Fernanda Abreu lança álbum inspirado em dramas pessoais
O amor pode transformar, preencher, angustiar e até impulsionar a criação. Tal sentimento, um dos mais estimados e, ao mesmo tempo, postos em segundo plano nas relações interpessoais no mundo contemporâneo, foi fonte direta de inspiração para Fernanda Abreu, cantora e compositora carioca.
Após viver a dor diária dos seis anos da mãe em coma, enfrentar o fim de um casamento de quase três décadas e fazer sessões de psicanálise para digerir essas experiências, ela reverteu o fim em novos ciclos, o luto em música.
Lançou Amor Geral, o primeiro álbum de inéditas em mais de dez anos, que chegou na semana passada às plataformas digitais e às lojas físicas. O trabalho possui 10 faixas, direção musical da própria compositora e participação do DJ norte-americano Afrika Bambaataa em Tambor, hit em potencial.
"Foram momentos ricos, de ressignificação da vida, da morte e de uma série de coisas. Terminar um casamento de 27 anos é uma família que se desconstrói. Algumas pessoas falavam: 'nossa, um fracasso!'. Mas, para mim, uma pessoa ficar casada tanto tempo hoje em dia é um sucesso. E a morte de minha mãe, claro, mexeu muito comigo, pois a gente nunca está pronto para um luto como esse do coma, em que a pessoa não morreu, mas também não está lá", conta Fernanda.
Pensamento otimista
Mesmo no período de desassossego, a cantora diz ter conservado o olhar positivo sobre os acontecimentos ao seu redor. "Se você me der um copo com metade de água, vou achar que ele está quase cheio e não que está quase vazio", compara.
A primeira pista estética de Amor Geral apareceu no clipe de Outro Sim, dirigido por Mini Kerti e lançado em abril. Dançante e alto-astral, a música remete às vivências de Fernanda na última década, porém, também inaugura um novo momento, tanto artístico quanto pessoal. Nos versos, "outra cabeça, sentença / outro recanto, encanto / outra viagem, vertigem em outro mar / outro sentido ou saída / outra maneira ou medida".

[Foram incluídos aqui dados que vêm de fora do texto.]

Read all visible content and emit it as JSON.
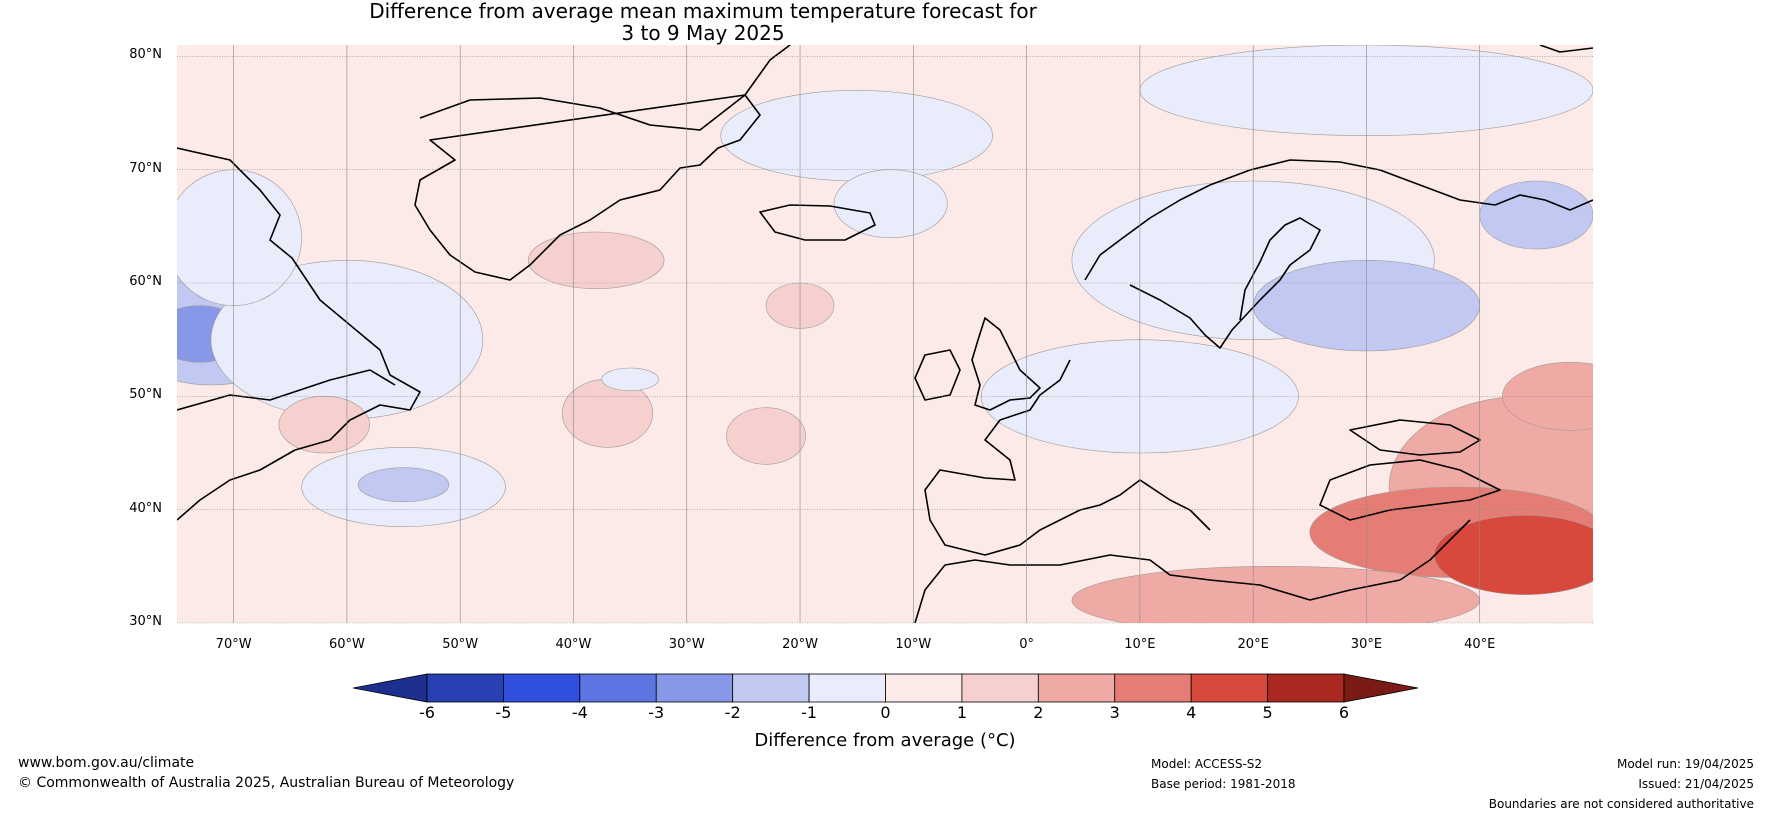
{
  "title_line1": "Difference from average mean maximum temperature forecast for",
  "title_line2": "3 to 9 May 2025",
  "map": {
    "lon_range": [
      -75,
      50
    ],
    "lat_range": [
      30,
      81
    ],
    "lat_ticks": [
      {
        "lat": 80,
        "label": "80°N"
      },
      {
        "lat": 70,
        "label": "70°N"
      },
      {
        "lat": 60,
        "label": "60°N"
      },
      {
        "lat": 50,
        "label": "50°N"
      },
      {
        "lat": 40,
        "label": "40°N"
      },
      {
        "lat": 30,
        "label": "30°N"
      }
    ],
    "lon_ticks": [
      {
        "lon": -70,
        "label": "70°W"
      },
      {
        "lon": -60,
        "label": "60°W"
      },
      {
        "lon": -50,
        "label": "50°W"
      },
      {
        "lon": -40,
        "label": "40°W"
      },
      {
        "lon": -30,
        "label": "30°W"
      },
      {
        "lon": -20,
        "label": "20°W"
      },
      {
        "lon": -10,
        "label": "10°W"
      },
      {
        "lon": 0,
        "label": "0°"
      },
      {
        "lon": 10,
        "label": "10°E"
      },
      {
        "lon": 20,
        "label": "20°E"
      },
      {
        "lon": 30,
        "label": "30°E"
      },
      {
        "lon": 40,
        "label": "40°E"
      }
    ],
    "anomaly_regions": [
      {
        "lon": -72,
        "lat": 56,
        "rlon": 8,
        "rlat": 5,
        "level": -2
      },
      {
        "lon": -73,
        "lat": 55.5,
        "rlon": 4,
        "rlat": 2.5,
        "level": -3
      },
      {
        "lon": -60,
        "lat": 55,
        "rlon": 12,
        "rlat": 7,
        "level": -1
      },
      {
        "lon": -70,
        "lat": 64,
        "rlon": 6,
        "rlat": 6,
        "level": -1
      },
      {
        "lon": -55,
        "lat": 42,
        "rlon": 9,
        "rlat": 3.5,
        "level": -1
      },
      {
        "lon": -55,
        "lat": 42.2,
        "rlon": 4,
        "rlat": 1.5,
        "level": -2
      },
      {
        "lon": -62,
        "lat": 47.5,
        "rlon": 4,
        "rlat": 2.5,
        "level": 1
      },
      {
        "lon": -37,
        "lat": 48.5,
        "rlon": 4,
        "rlat": 3,
        "level": 1
      },
      {
        "lon": -23,
        "lat": 46.5,
        "rlon": 3.5,
        "rlat": 2.5,
        "level": 1
      },
      {
        "lon": -38,
        "lat": 62,
        "rlon": 6,
        "rlat": 2.5,
        "level": 1
      },
      {
        "lon": -20,
        "lat": 58,
        "rlon": 3,
        "rlat": 2,
        "level": 1
      },
      {
        "lon": -35,
        "lat": 51.5,
        "rlon": 2.5,
        "rlat": 1,
        "level": -1
      },
      {
        "lon": -15,
        "lat": 73,
        "rlon": 12,
        "rlat": 4,
        "level": -1
      },
      {
        "lon": -12,
        "lat": 67,
        "rlon": 5,
        "rlat": 3,
        "level": -1
      },
      {
        "lon": 30,
        "lat": 77,
        "rlon": 20,
        "rlat": 4,
        "level": -1
      },
      {
        "lon": 20,
        "lat": 62,
        "rlon": 16,
        "rlat": 7,
        "level": -1
      },
      {
        "lon": 30,
        "lat": 58,
        "rlon": 10,
        "rlat": 4,
        "level": -2
      },
      {
        "lon": 45,
        "lat": 66,
        "rlon": 5,
        "rlat": 3,
        "level": -2
      },
      {
        "lon": 10,
        "lat": 50,
        "rlon": 14,
        "rlat": 5,
        "level": -1
      },
      {
        "lon": 44,
        "lat": 42,
        "rlon": 12,
        "rlat": 8,
        "level": 2
      },
      {
        "lon": 38,
        "lat": 38,
        "rlon": 13,
        "rlat": 4,
        "level": 3
      },
      {
        "lon": 44,
        "lat": 36,
        "rlon": 8,
        "rlat": 3.5,
        "level": 4
      },
      {
        "lon": 22,
        "lat": 32,
        "rlon": 18,
        "rlat": 3,
        "level": 2
      },
      {
        "lon": 48,
        "lat": 50,
        "rlon": 6,
        "rlat": 3,
        "level": 2
      }
    ]
  },
  "colorbar": {
    "levels": [
      -6,
      -5,
      -4,
      -3,
      -2,
      -1,
      0,
      1,
      2,
      3,
      4,
      5,
      6
    ],
    "colors": [
      "#1f2f8f",
      "#2741b5",
      "#2f4fde",
      "#5d74e3",
      "#8898e8",
      "#c1c9f3",
      "#e9ecfb",
      "#fbeae8",
      "#f5d0ce",
      "#efaaa5",
      "#e67d74",
      "#d8483c",
      "#a9281f",
      "#7b1a15"
    ],
    "label": "Difference from average (°C)"
  },
  "footer": {
    "website": "www.bom.gov.au/climate",
    "copyright": "© Commonwealth of Australia 2025, Australian Bureau of Meteorology",
    "model": "Model: ACCESS-S2",
    "base_period": "Base period: 1981-2018",
    "model_run": "Model run: 19/04/2025",
    "issued": "Issued: 21/04/2025",
    "disclaimer": "Boundaries are not considered authoritative"
  }
}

Sobre a exposição num álbum de tom íntimo, a cantora revela que não poderia ser diferente, pois a criação é conduzida pelo inconsciente e, portanto, reverbera na subjetividade. "Não é calculado, você se inspira e vai escrevendo". Contudo, Fernanda diz que nunca havia elaborado uma obra de conteúdo tão pessoal.
"Apesar de ter certa resistência, percebi que estava me expondo muito. Mas não tinha outra saída. Não tinha como fazer um disco diferente", diz a autora, de 54 anos, que integrou a banda Blitz na primeira metade da década de 1980.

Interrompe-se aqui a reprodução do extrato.